08 mai 2006

Le Sexo

Dire que nos vies sont indissociables est exagéré. Elles sont cependant intimements liées, plus encore peut-être qu'avec les membres de ma famille de sang. Car je l'appelle mon frère, mais si j'ai 33 ans dans 12 jours, il ne l'est que depuis presque 23 ans.
Moi, arrivé en 83 dans cette Provence d'adoption, lui l'a toujours connu, enfant du pays. Nous nous sommes rencontrés rapidement après son arrivée dans le quartier, où je vivait depuis quelques mois. On a sympathisé comme seuls des enfants ou des hommes peuvent le faire, en jouant. Moi, l'aîné d'un an et demi de ce petit bonhomme qui me surplomberait de près de 20 cm six ans plus tard et lui, nous passions des heures à jouer aux légos, aux circuits de voitures qu'on traçait dans la poussière, au Mécano, au Monopoly, à faire du vélo dans le quartier des heures durant ou à pêcher des loches dans la rivière...

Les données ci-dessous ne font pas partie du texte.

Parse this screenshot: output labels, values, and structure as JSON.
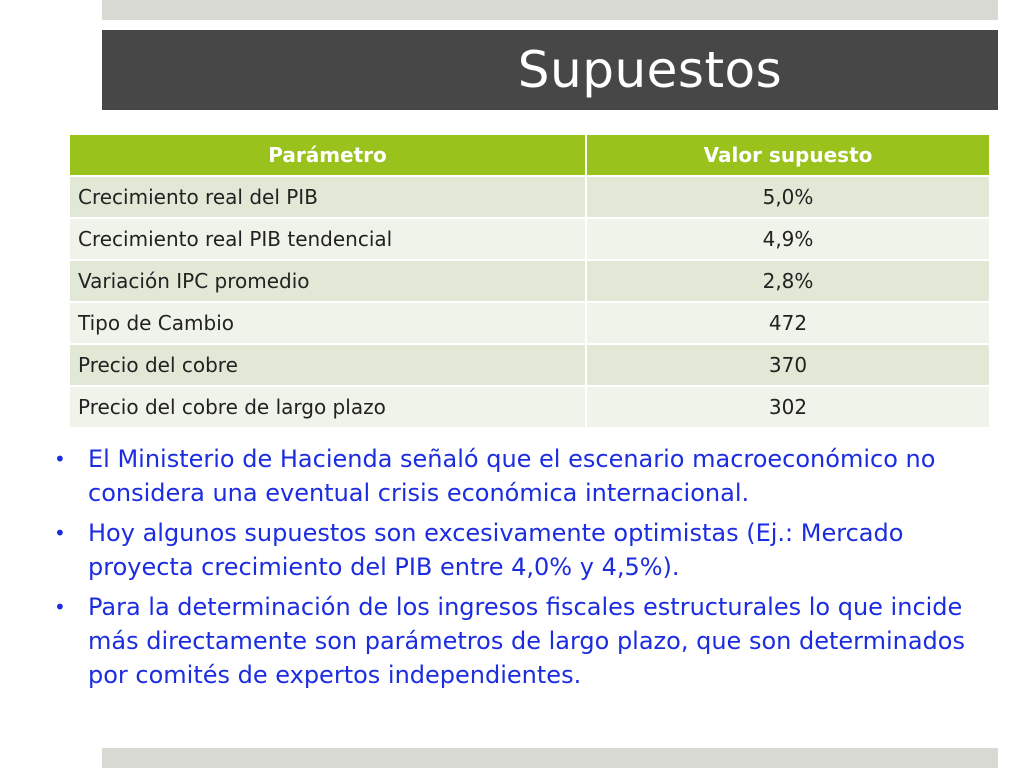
{
  "slide": {
    "title": "Supuestos"
  },
  "table": {
    "headers": [
      "Parámetro",
      "Valor supuesto"
    ],
    "rows": [
      {
        "param": "Crecimiento real del PIB",
        "value": "5,0%"
      },
      {
        "param": "Crecimiento real PIB tendencial",
        "value": "4,9%"
      },
      {
        "param": "Variación IPC promedio",
        "value": "2,8%"
      },
      {
        "param": "Tipo de Cambio",
        "value": "472"
      },
      {
        "param": "Precio del cobre",
        "value": "370"
      },
      {
        "param": "Precio del cobre de largo plazo",
        "value": "302"
      }
    ]
  },
  "bullets": [
    "El Ministerio de Hacienda señaló que el escenario macroeconómico no considera una eventual crisis económica internacional.",
    "Hoy algunos supuestos son excesivamente optimistas (Ej.: Mercado proyecta crecimiento del PIB entre 4,0% y 4,5%).",
    "Para la determinación de los ingresos fiscales estructurales lo que incide más directamente son parámetros de largo plazo, que son determinados por comités de expertos independientes."
  ],
  "colors": {
    "title_bar": "#474747",
    "table_header": "#99c31c",
    "row_odd": "#e1e8d6",
    "row_even": "#eff3ea",
    "bullet_text": "#1c2de0"
  }
}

On s'est amusé, on s'est défié, on s'est éloigné, rapproché, battu, saoûlé, on est parti en camping ensemble, sorti en boîte (peu, j'aime pas...) enfin bref, tout ce que deux amis, deux frères peuvent faire lorsqu'ils s'entendent bien.
Il m'a même présenté l'ex-femme de ma vie, ce qu'il se reprochera toujours je crois, sans raison aucune. Ce choix m'appartenait, même si je ne l'aurai jamais refusé, les occasions de lever une fille étant bien trop rares dans mon cas !

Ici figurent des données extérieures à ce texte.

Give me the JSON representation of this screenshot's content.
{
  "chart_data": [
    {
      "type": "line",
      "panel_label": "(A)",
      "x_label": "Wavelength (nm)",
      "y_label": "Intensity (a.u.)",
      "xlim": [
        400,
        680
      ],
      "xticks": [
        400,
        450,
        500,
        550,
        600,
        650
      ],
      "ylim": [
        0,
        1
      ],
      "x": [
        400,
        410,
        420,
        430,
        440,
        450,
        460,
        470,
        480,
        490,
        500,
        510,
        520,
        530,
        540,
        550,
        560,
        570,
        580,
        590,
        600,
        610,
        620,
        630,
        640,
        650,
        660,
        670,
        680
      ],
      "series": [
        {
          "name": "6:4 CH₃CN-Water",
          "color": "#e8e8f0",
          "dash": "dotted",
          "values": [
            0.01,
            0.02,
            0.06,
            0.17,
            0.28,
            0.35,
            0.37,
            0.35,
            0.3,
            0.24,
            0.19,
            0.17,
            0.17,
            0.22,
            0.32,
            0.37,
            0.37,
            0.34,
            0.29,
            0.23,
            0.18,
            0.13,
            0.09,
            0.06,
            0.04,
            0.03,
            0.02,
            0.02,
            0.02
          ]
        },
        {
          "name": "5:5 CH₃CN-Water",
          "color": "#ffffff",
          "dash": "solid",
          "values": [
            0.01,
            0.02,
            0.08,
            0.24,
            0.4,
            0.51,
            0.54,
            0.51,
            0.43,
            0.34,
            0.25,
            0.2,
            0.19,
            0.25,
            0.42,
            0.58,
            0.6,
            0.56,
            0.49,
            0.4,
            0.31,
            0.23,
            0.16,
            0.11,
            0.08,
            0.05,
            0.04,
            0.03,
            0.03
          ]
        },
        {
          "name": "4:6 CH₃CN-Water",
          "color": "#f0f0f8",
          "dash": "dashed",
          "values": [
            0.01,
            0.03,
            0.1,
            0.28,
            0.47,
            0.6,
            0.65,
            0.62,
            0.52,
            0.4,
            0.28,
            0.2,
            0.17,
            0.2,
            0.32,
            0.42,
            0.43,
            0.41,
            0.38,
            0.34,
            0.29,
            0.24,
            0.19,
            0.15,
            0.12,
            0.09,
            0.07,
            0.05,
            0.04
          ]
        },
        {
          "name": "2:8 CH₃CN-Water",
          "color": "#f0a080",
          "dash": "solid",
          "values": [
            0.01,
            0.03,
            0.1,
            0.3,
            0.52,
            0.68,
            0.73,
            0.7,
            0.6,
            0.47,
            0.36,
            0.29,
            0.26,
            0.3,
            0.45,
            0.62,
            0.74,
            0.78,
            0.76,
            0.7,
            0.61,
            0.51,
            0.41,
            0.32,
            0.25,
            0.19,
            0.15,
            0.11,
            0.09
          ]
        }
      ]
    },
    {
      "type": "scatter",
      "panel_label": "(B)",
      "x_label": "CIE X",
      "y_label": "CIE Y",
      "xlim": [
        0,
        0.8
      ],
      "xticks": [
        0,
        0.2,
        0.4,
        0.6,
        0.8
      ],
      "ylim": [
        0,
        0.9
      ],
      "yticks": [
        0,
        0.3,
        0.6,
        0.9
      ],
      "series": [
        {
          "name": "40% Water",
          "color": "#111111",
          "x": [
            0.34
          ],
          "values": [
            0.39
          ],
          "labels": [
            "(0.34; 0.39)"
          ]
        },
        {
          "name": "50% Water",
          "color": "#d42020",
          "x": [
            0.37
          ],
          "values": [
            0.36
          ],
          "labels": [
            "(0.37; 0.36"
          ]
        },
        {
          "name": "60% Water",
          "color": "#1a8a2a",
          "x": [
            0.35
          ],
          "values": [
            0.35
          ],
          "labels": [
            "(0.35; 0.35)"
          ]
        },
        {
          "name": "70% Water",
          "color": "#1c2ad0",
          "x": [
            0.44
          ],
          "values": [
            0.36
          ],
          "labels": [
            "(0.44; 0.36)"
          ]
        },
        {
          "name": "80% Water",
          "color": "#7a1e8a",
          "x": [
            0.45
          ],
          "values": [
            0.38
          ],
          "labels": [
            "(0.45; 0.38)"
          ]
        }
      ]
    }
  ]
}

J'ai fait énormément d'erreurs dans ma vie, peut-être parce que j'ai eu a faire trop de choix, c'est statistique. Peut-être aussi que je n'ai jamais assez réfléchi avant de foncer tête baissée comme mon signe zodiacal. Peut-être ma passivité et ma tendance à laisser pourrir les situations pour ne plus à faire de choix, m'ont conduit à cette situation. Mais ces histoires où deux frères se séparent à cause d'une femme ne sont pas des légendes puisque nous l'avons vécu. Par ma faute.

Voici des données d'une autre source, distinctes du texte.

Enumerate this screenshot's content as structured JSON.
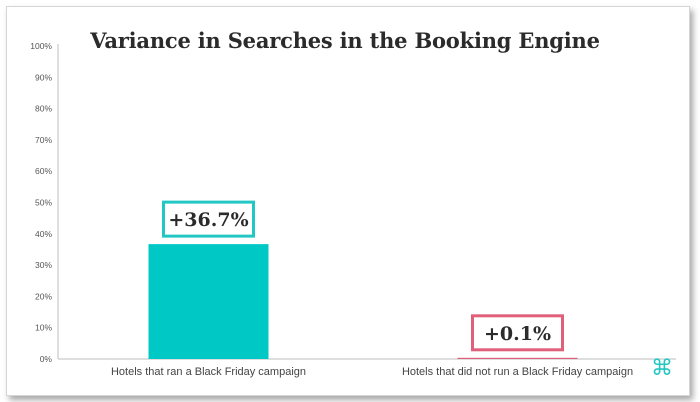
{
  "chart_data": {
    "type": "bar",
    "title": "Variance in Searches in the Booking Engine",
    "categories": [
      "Hotels that ran a Black Friday campaign",
      "Hotels that did not run a Black Friday campaign"
    ],
    "values": [
      36.7,
      0.1
    ],
    "data_labels": [
      "+36.7%",
      "+0.1%"
    ],
    "ylim": [
      0,
      100
    ],
    "yticks": [
      "0%",
      "10%",
      "20%",
      "30%",
      "40%",
      "50%",
      "60%",
      "70%",
      "80%",
      "90%",
      "100%"
    ],
    "colors": [
      "#00c8c4",
      "#e0607a"
    ],
    "label_border_colors": [
      "#22c7c3",
      "#e0607a"
    ],
    "grid": false
  },
  "logo": {
    "icon": "command-key-icon",
    "glyph": "⌘",
    "color": "#22c7c3"
  }
}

Je me suis approprié la famille de mon ex, moi dont la famille est éclatée. Et ce choix m'a éloigné de lui. Et lorsque ma vie s'est écroulée, détruite par cette femme aimée et détestée, le phare était toujours là. Lui et sa famille, lui et sa mère surtout.
Il a souffert de cet éloignement, je le sais. Il est de ces hommes qui affectent l'insensibilité, que rien ne touche, lorsqu'on parle de sentiments (parce qu'en revanche je vous déconseille de toucher à ses jouets !!!). Mais au fond, ce macho pur sauce bolo, n'est fort que lorsque l'amour de ses proches se manifeste !
Sa grande passion d'adolescent, qui était de s'envoyer le plus de nana possibles, a fait de lui un éminent spécialiste de la sexualité. Et pendant que des crétins s'imaginaient champions de tennis ou de foot parce que c'était leur passion, lui a fini par faire du sexe (enfin, la façon dont les autres s'en serve, ou pas...) son métier. L'heureux homme !
En dehors de sa passion pour le sexe, il y a les motos, les voitures. Lorsqu'il passe chaque semaine manger à la maison, la conversation tourne invariablement autour de ça. Oh, il y a bien un peu la photo, le whisky et deux ou trois bricoles comma ça... Heureusement que je suis motard et que j'adore les voitures !!!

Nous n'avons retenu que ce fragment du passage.